Per mostrarvi che ALTRI fantastici avevano potenzialità non dissimili, ho esaminato il fantastico germanico, poi quello italiano e quello francofono, e mi appresto a fare altrettanto con quello iberico e latino-americano (ma al riguardo vi ho già fatto l’esempio del grandissimo Jorge Luis Borges), nonché, più avanti, quello slavo-russo. Soprattutto la Russia che oggi con il pretesto della guerra in Ucraina, si vorrebbe cancellare dalla cultura europea.

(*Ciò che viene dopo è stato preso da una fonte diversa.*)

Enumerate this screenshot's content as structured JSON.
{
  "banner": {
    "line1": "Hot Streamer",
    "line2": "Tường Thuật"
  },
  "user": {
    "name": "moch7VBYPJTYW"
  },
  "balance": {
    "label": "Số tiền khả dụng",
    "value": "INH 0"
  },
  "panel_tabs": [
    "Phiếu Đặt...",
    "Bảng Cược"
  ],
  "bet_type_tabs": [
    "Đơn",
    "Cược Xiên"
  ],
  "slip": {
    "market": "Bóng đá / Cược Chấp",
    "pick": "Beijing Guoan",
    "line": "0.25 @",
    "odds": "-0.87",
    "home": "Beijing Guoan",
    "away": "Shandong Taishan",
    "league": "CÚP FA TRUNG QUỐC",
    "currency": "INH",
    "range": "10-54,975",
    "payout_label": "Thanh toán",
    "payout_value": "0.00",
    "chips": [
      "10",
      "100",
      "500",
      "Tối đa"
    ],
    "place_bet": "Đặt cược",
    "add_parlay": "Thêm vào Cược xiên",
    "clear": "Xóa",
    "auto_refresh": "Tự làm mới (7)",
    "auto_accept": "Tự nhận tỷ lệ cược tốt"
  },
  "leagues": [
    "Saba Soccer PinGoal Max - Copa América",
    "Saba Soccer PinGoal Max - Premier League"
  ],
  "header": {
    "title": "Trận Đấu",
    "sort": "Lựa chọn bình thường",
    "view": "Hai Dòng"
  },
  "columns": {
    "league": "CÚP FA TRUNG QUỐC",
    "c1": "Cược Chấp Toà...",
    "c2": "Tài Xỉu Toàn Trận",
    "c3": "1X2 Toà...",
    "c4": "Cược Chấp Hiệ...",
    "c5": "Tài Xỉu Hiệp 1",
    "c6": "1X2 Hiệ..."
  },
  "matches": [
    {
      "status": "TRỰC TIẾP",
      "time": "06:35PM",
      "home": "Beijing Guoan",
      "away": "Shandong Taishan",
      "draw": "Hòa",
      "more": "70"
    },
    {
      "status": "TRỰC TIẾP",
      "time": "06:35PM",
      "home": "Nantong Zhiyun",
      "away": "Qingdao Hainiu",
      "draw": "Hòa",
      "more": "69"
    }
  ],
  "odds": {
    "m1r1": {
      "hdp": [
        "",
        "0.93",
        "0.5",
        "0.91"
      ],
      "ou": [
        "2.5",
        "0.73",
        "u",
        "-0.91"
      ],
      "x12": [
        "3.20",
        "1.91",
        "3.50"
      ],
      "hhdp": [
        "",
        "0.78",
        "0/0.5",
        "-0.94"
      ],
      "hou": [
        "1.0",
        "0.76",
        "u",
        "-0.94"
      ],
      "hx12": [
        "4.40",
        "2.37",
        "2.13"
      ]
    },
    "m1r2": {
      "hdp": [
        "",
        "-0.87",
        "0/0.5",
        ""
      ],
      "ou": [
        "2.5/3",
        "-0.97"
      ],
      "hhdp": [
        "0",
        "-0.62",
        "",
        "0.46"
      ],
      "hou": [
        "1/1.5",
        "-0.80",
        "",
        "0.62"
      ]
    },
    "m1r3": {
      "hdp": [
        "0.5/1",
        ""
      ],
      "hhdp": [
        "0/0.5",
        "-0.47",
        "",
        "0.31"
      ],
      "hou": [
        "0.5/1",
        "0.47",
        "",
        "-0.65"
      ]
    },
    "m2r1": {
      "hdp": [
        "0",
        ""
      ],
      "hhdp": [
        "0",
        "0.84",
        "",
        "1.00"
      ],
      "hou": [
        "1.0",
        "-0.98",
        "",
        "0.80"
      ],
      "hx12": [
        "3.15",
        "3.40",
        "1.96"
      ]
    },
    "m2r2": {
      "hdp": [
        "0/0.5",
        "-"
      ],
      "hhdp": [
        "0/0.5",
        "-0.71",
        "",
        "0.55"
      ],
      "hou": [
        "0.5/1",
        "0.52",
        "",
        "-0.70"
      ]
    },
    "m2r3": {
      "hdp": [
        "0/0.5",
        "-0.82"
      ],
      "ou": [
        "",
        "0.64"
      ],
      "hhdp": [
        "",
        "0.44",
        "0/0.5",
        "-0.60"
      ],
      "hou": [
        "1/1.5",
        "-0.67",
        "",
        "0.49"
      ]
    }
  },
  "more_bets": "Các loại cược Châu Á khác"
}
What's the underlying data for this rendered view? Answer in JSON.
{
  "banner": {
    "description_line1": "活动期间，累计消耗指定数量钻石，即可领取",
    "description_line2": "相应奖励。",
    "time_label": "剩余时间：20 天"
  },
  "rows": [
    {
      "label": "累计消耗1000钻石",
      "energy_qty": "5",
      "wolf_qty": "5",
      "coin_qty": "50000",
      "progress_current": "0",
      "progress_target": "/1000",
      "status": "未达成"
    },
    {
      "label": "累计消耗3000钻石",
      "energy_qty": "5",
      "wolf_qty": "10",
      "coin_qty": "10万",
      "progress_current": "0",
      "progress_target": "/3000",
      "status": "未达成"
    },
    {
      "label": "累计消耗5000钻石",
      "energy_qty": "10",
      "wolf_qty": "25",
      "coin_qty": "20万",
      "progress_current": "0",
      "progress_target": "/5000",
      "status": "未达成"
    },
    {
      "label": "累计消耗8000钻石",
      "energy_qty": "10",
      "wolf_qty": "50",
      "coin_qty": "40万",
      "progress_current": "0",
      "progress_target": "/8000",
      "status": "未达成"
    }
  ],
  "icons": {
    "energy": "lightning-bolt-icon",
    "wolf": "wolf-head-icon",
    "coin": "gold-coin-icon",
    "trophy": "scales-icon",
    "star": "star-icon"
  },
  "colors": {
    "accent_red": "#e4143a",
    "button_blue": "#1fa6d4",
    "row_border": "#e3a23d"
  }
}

Materialmente, a parte i testi di cui vi ho parlato, andati perduti nella formattazione che ho subito nel dicembre 2018, per caso mi è capitato di salvare alcune cose su una penna USB che mi è capitato di ritrovare ultimamente. Si tratta, ve lo dico subito, di ben poca cosa al confronto del materiale andato perduto.

Comincio da qualcosa che non è mio, un brano che avevo conservato come appunto per commentare. Voi ricorderete certamente che ho citato più volte un estratto di un’intervista che il filosofo Massimo Cacciari ha rilasciato al giornalista Maurizio Blondet, e che questi ha riportato nel suo libro Gli Adelphi della dissoluzione. Qui il filosofo evidenziava un concetto importante: l’etica antica, l’ethos precristiano era altra cosa dalla morale come la concepiscono i moderni, non implicava scelte individuali, si nasceva appartenenti a un ethos come si nasceva membri di una polis che era città, stato, Chiesa con le sue divinità.

Ethos che coincideva in definitiva con l’ethnos e implicava precisi comportamenti.

“Il cristianesimo”, diceva Cacciari, “È stato dirompente rispetto a ogni ethos, getta l’uomo nella libertà come un naufrago in un mare in tempesta”. (Qui a questo punto mi permettevo di notare che in realtà di libertà non ne ha portata nessuna, perché essa è stata immediatamente confiscata da coloro che pretendono di essere depositari e interpreti della parola di Dio), e tutta la storia di due millenni di cristianesimo è la storia di una vana ricorsa nel tentativo di colmare la frattura che esso stesso ha provocato.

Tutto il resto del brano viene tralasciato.